With FSA I get around a factor 50 speedup (when I don't use the iterative
corrector):
function \{T}(A::FixedMatrix{2, 2, T}, b::FixedVector{2, T})
x = unroll_LU(A[1,1], A[1,2], b[1], A[2,1], A[2,2], b[2])
return x
end
@inline function unroll_LU{T <: Number}(a::T ,b::T ,c::T , d::T ,e::T ,f::T)
if a == 0 && d == 0
throw(ArgumentError("singular matrix"))
end
if abs(a) >= abs(d)
a⁻¹ = 1/a
α = d * a⁻¹
β = e - b * α
β == 0 && throw(ArgumentError("singular matrix"))
γ = f - c * α
y = γ / β
x = (c - b * y) * a⁻¹
return Vec{2, T}(x, y)
else
unroll_LU(d,e,f, a,b,c)
end
end
m = Mat{2,2, Float64}(rand(2,2))^C
c = Vec{2, Float64}(rand(2))
julia> @benchmark foo(m,c)
================ Benchmark Results ========================
Time per evaluation: 13.60 ns [13.42 ns, 13.78 ns]

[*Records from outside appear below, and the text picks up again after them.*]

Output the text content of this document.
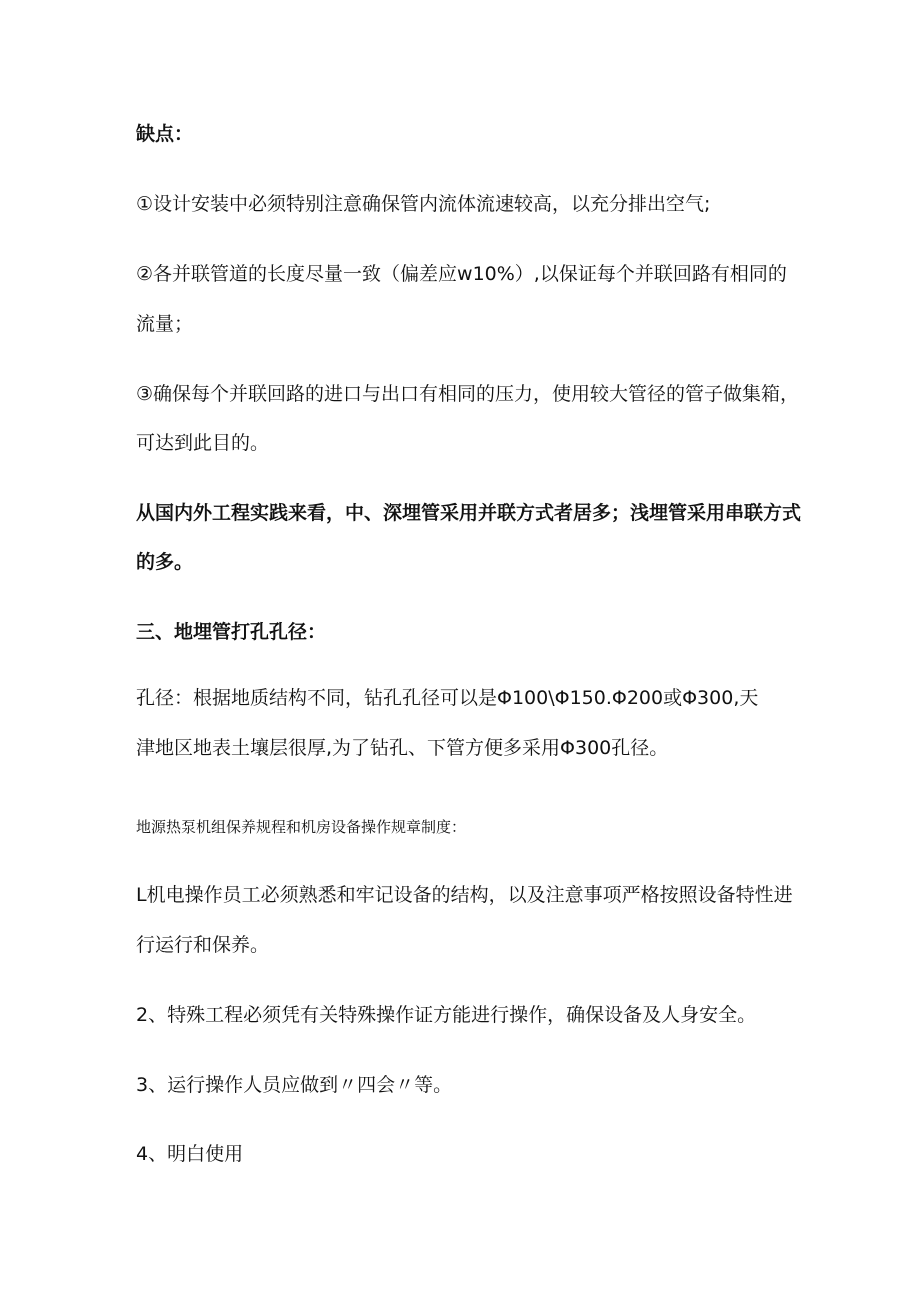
缺点：
①设计安装中必须特别注意确保管内流体流速较高，以充分排出空气;
②各并联管道的长度尽量一致（偏差应w10%）,以保证每个并联回路有相同的
流量；
③确保每个并联回路的进口与出口有相同的压力，使用较大管径的管子做集箱，
可达到此目的。
从国内外工程实践来看，中、深埋管采用并联方式者居多；浅埋管采用串联方式
的多。
三、地埋管打孔孔径：
孔径：根据地质结构不同，钻孔孔径可以是Φ100\Φ150.Φ200或Φ300,天
津地区地表土壤层很厚,为了钻孔、下管方便多采用Φ300孔径。
地源热泵机组保养规程和机房设备操作规章制度：
L机电操作员工必须熟悉和牢记设备的结构，以及注意事项严格按照设备特性进
行运行和保养。
2、特殊工程必须凭有关特殊操作证方能进行操作，确保设备及人身安全。
3、运行操作人员应做到〃四会〃等。
4、明白使用
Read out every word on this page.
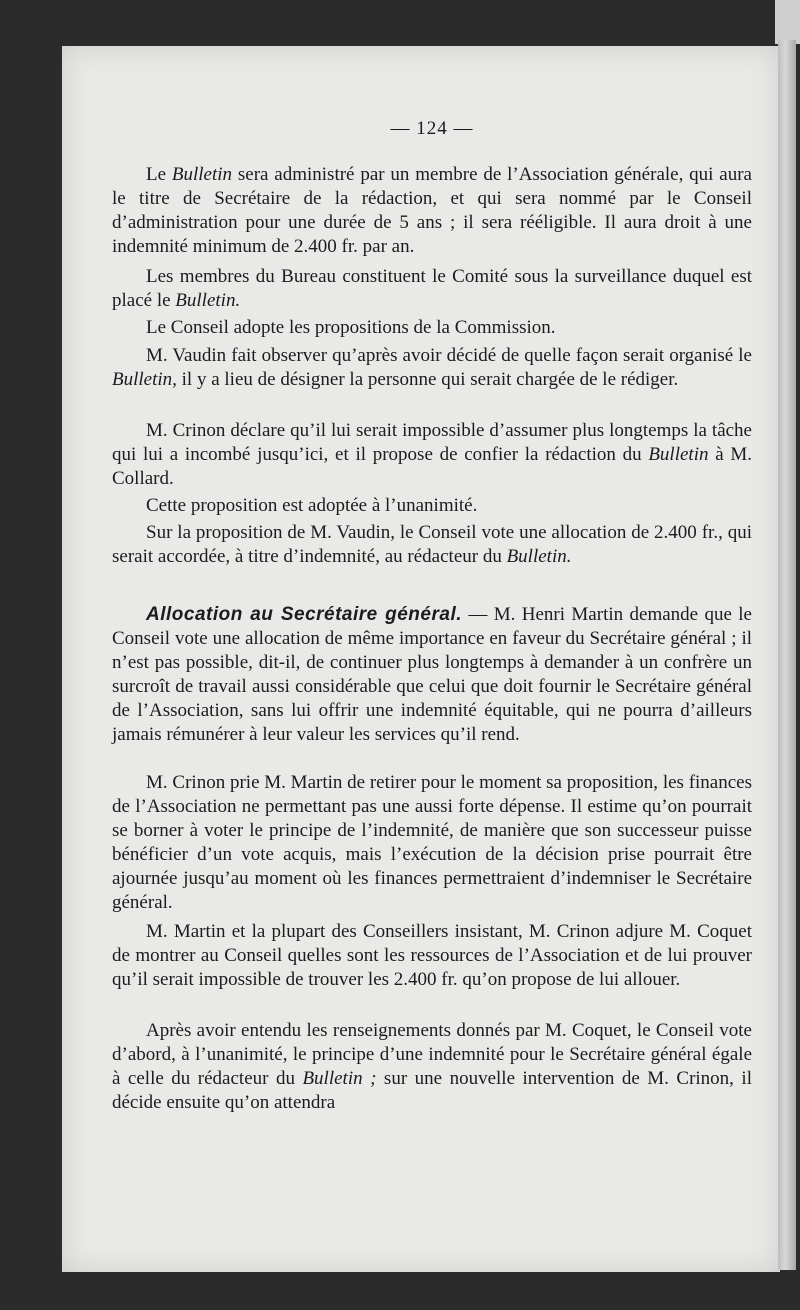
— 124 —
Le Bulletin sera administré par un membre de l’Association générale, qui aura le titre de Secrétaire de la rédaction, et qui sera nommé par le Conseil d’administration pour une durée de 5 ans ; il sera rééligible. Il aura droit à une indemnité minimum de 2.400 fr. par an.
Les membres du Bureau constituent le Comité sous la surveillance duquel est placé le Bulletin.
Le Conseil adopte les propositions de la Commission.
M. Vaudin fait observer qu’après avoir décidé de quelle façon serait organisé le Bulletin, il y a lieu de désigner la personne qui serait chargée de le rédiger.
M. Crinon déclare qu’il lui serait impossible d’assumer plus longtemps la tâche qui lui a incombé jusqu’ici, et il propose de confier la rédaction du Bulletin à M. Collard.
Cette proposition est adoptée à l’unanimité.
Sur la proposition de M. Vaudin, le Conseil vote une allocation de 2.400 fr., qui serait accordée, à titre d’indemnité, au rédacteur du Bulletin.
Allocation au Secrétaire général. — M. Henri Martin demande que le Conseil vote une allocation de même importance en faveur du Secrétaire général ; il n’est pas possible, dit-il, de continuer plus longtemps à demander à un confrère un surcroît de travail aussi considérable que celui que doit fournir le Secrétaire général de l’Association, sans lui offrir une indemnité équitable, qui ne pourra d’ailleurs jamais rémunérer à leur valeur les services qu’il rend.
M. Crinon prie M. Martin de retirer pour le moment sa proposition, les finances de l’Association ne permettant pas une aussi forte dépense. Il estime qu’on pourrait se borner à voter le principe de l’indemnité, de manière que son successeur puisse bénéficier d’un vote acquis, mais l’exécution de la décision prise pourrait être ajournée jusqu’au moment où les finances permettraient d’indemniser le Secrétaire général.
M. Martin et la plupart des Conseillers insistant, M. Crinon adjure M. Coquet de montrer au Conseil quelles sont les ressources de l’Association et de lui prouver qu’il serait impossible de trouver les 2.400 fr. qu’on propose de lui allouer.
Après avoir entendu les renseignements donnés par M. Coquet, le Conseil vote d’abord, à l’unanimité, le principe d’une indemnité pour le Secrétaire général égale à celle du rédacteur du Bulletin ; sur une nouvelle intervention de M. Crinon, il décide ensuite qu’on attendra
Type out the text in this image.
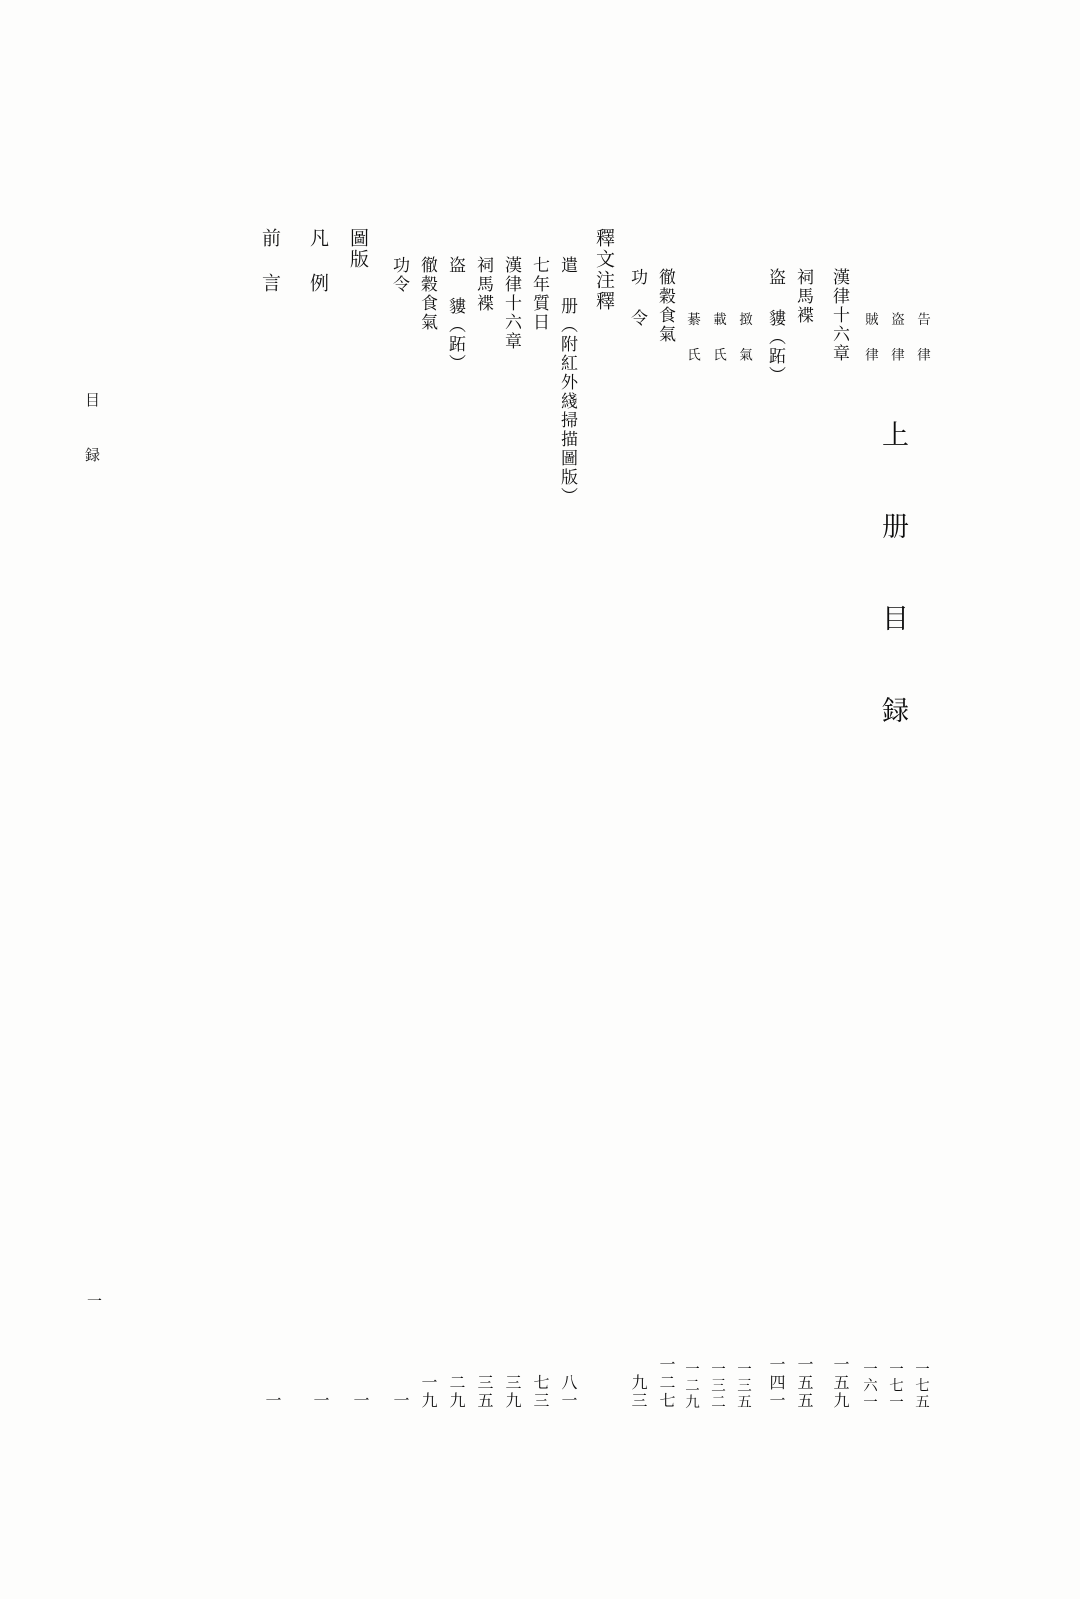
上 册 目 録
目 録
一
前 言
一
凡 例
一
圖版
一
功令
一
徹穀食氣
一九
盗 貗（跖）
二九
祠馬褋
三五
漢律十六章
三九
七年質日
七三
遣 册（附紅外綫掃描圖版）
八一
釋文注釋 功 令
九三
徹穀食氣
一二七
綦 氏
一二九
載 氏
一三二
㨖 氣
一三五
盗 貗（跖）
一四一
祠馬褋
一五五
漢律十六章
一五九
賊 律
一六一
盗 律
一七一
告 律
一七五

julia> @benchmark foo(rand(2,2),rand(2))
================ Benchmark Results ========================
Time per evaluation: 564.77 ns [548.25 ns, 581.28 ns]
On Wednesday, November 18, 2015 at 11:53:59 AM UTC+1, Tim Holy wrote:
>
> If allocating the arrays is a big bottleneck, you might consider making
> use
> of/adding this to FixedSizeArrays.
>
> --Tim
>
> On Tuesday, November 17, 2015 05:12:13 PM Pavel wrote:
> > Quite useful, thank you. Essentially choosing the form of exact
> expression
> > based on matrix element comparison. Appears to be reasonably stable and
> > over 10 times speedup!
> >
> > On Tuesday, November 17, 2015 at 12:57:33 AM UTC-8, Kristoffer Carlsson
> >
> > wrote:
> > > Maybe this link is of use? http://stackoverflow.com/a/10188318
>
>